2. Nadine Holzmeier (Rostock): How to structure the World? Global History and Geography in the Chronologia Magna of Paolino Veneto (14th c.)

This paper discusses a unique late medieval Latin European approach to global history, the Chronologia Magna composed by the Franciscan Paolino Veneto in the 1420s. Paolino not only had a reputation as a diplomat in the service of the republic of Venice, but also as a specialist for the history and geography of the Holy Land. He is an important and interesting example of a late medieval intellectual and his worldview who, in the context of his historiographical work, reflects on the interrelation between history and geography for understanding the world of his present. Therefore, in his chronicle Paolino aimed at presenting the history and spatial interrelations of the known world. For this aim, he organized his chronicle in a diagrammatic form, presenting political realms not only in a chronological sequence but also as spatial entities existing at the same time in parallel. For underlining the relevance of geography he attributes to history, Paolino also included maps in his chronicle, which show the geographical shape of the continents of the world in the form of a T-O map. Against his theoretical background, it is even more interesting to note that geographical divisions did not play a major role for Paolinos understanding of history. He presents, not the least, Latin European Christian kingdoms and their rulers in parallel to non-European, Muslim realms as part of the same global system. By doing so Paolino presents world history as an in every way global phenomenon.

3. Felicitas Schmieder (Hagen): Why medieval Europe?

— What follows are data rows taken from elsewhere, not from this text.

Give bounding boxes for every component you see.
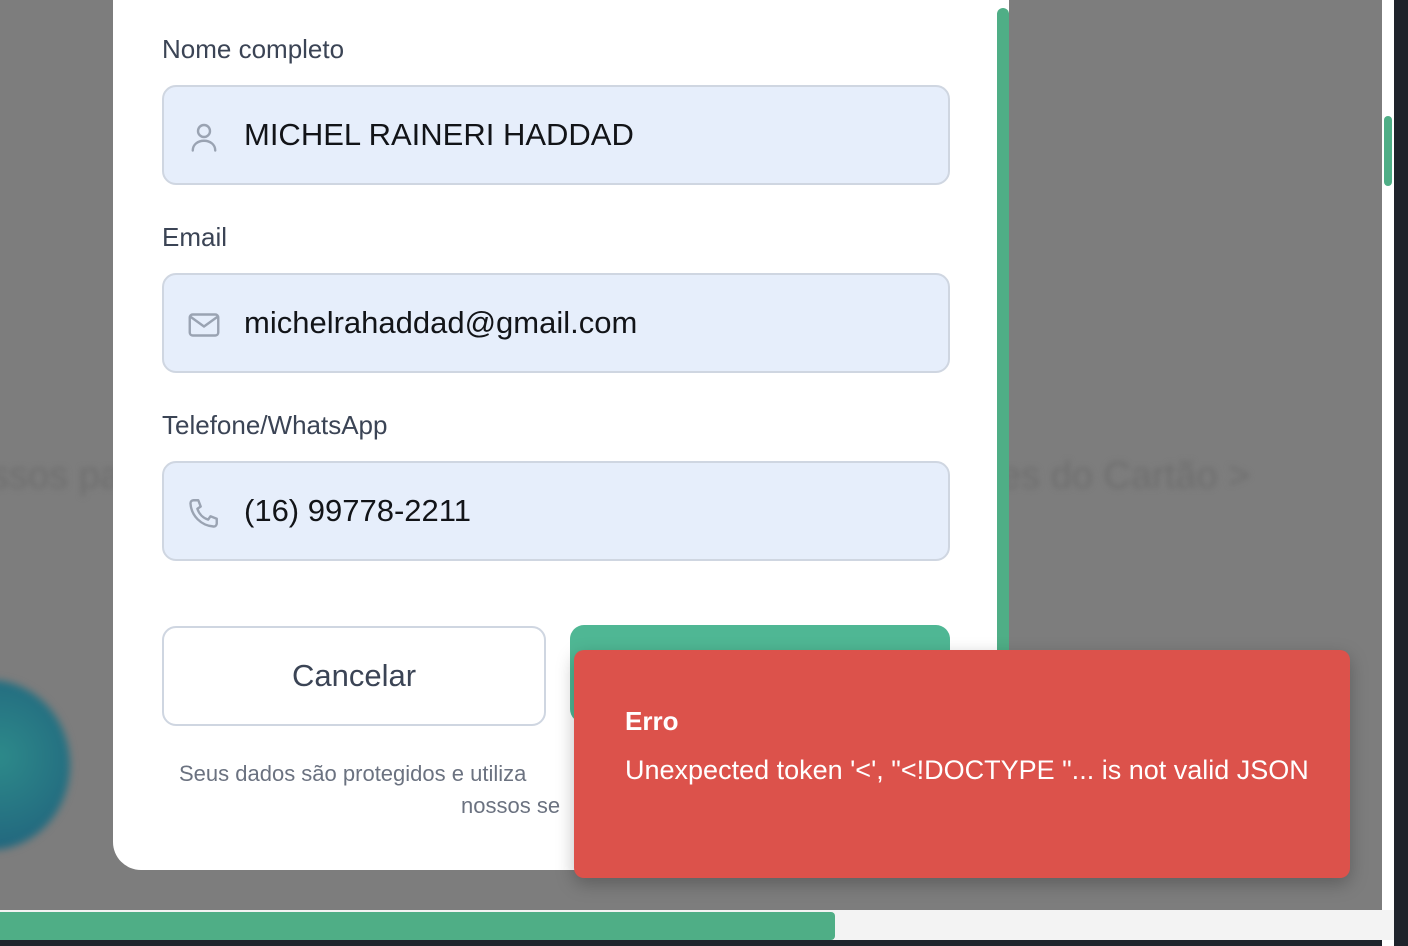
phone-field[interactable]: (16) 99778-2211 <box>162 461 950 561</box>
error-toast-title: Erro <box>625 706 679 736</box>
error-toast-message: Unexpected token '<', "<!DOCTYPE "... is… <box>625 755 1309 785</box>
phone-label: Telefone/WhatsApp <box>162 410 388 440</box>
email-value: michelrahaddad@gmail.com <box>244 305 638 340</box>
name-value: MICHEL RAINERI HADDAD <box>244 117 634 152</box>
background-text-right: es do Cartão > <box>1000 455 1251 497</box>
email-label: Email <box>162 222 228 252</box>
user-icon <box>191 123 217 152</box>
background-text-left: ssos pa <box>0 455 121 497</box>
email-field[interactable]: michelrahaddad@gmail.com <box>162 273 950 373</box>
cancel-button[interactable]: Cancelar <box>162 626 546 726</box>
page-horizontal-scrollbar-thumb[interactable] <box>0 912 835 940</box>
phone-value: (16) 99778-2211 <box>244 493 471 528</box>
name-field[interactable]: MICHEL RAINERI HADDAD <box>162 85 950 185</box>
page-vertical-scrollbar-thumb[interactable] <box>1384 116 1392 186</box>
name-label: Nome completo <box>162 34 345 64</box>
error-toast[interactable]: Erro Unexpected token '<', "<!DOCTYPE ".… <box>574 650 1350 878</box>
background-blob <box>0 680 70 850</box>
phone-icon <box>189 499 218 528</box>
mail-icon <box>188 313 220 337</box>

This third paper will pick up the discussion of medieval concepts of continents by narrowing it down (again) to Europe. For the "future Europeans" Europa was of relatively little meaning. If they wanted to characterize their overall community, especially in a global context, they were usually talking of christianitas. But there are examples when Europa was used in a context that needed the organization of knowledge of the world. The paper will explore two of them: Alexander of Roes, writing 1288 in an eschatological context about a politically and culturally threatened Europa, and the late medieval (mostly 15th c.) Mappae Mundi which list Europa besides the other two continents that had been constructed since antiquity but focus on places in the world that are evidently not part of the world region they tag by this name. Both examples can suggest convincingly that on one hand medieval conceptions of Europa were (only) formulated when they were useful in a specific context. On the other hand they would differ in very specific ways from modern definitions of Europe in the world by using the medieval past. This problem of modern needs (always guiding our approaches to the study of the Middle Ages) versus medieval discourses should be consciously theorized at any time but its consideration is especially crucial in a time when the world around us demands to go beyond medieval history defined only by a European point of view, European questions, European needs.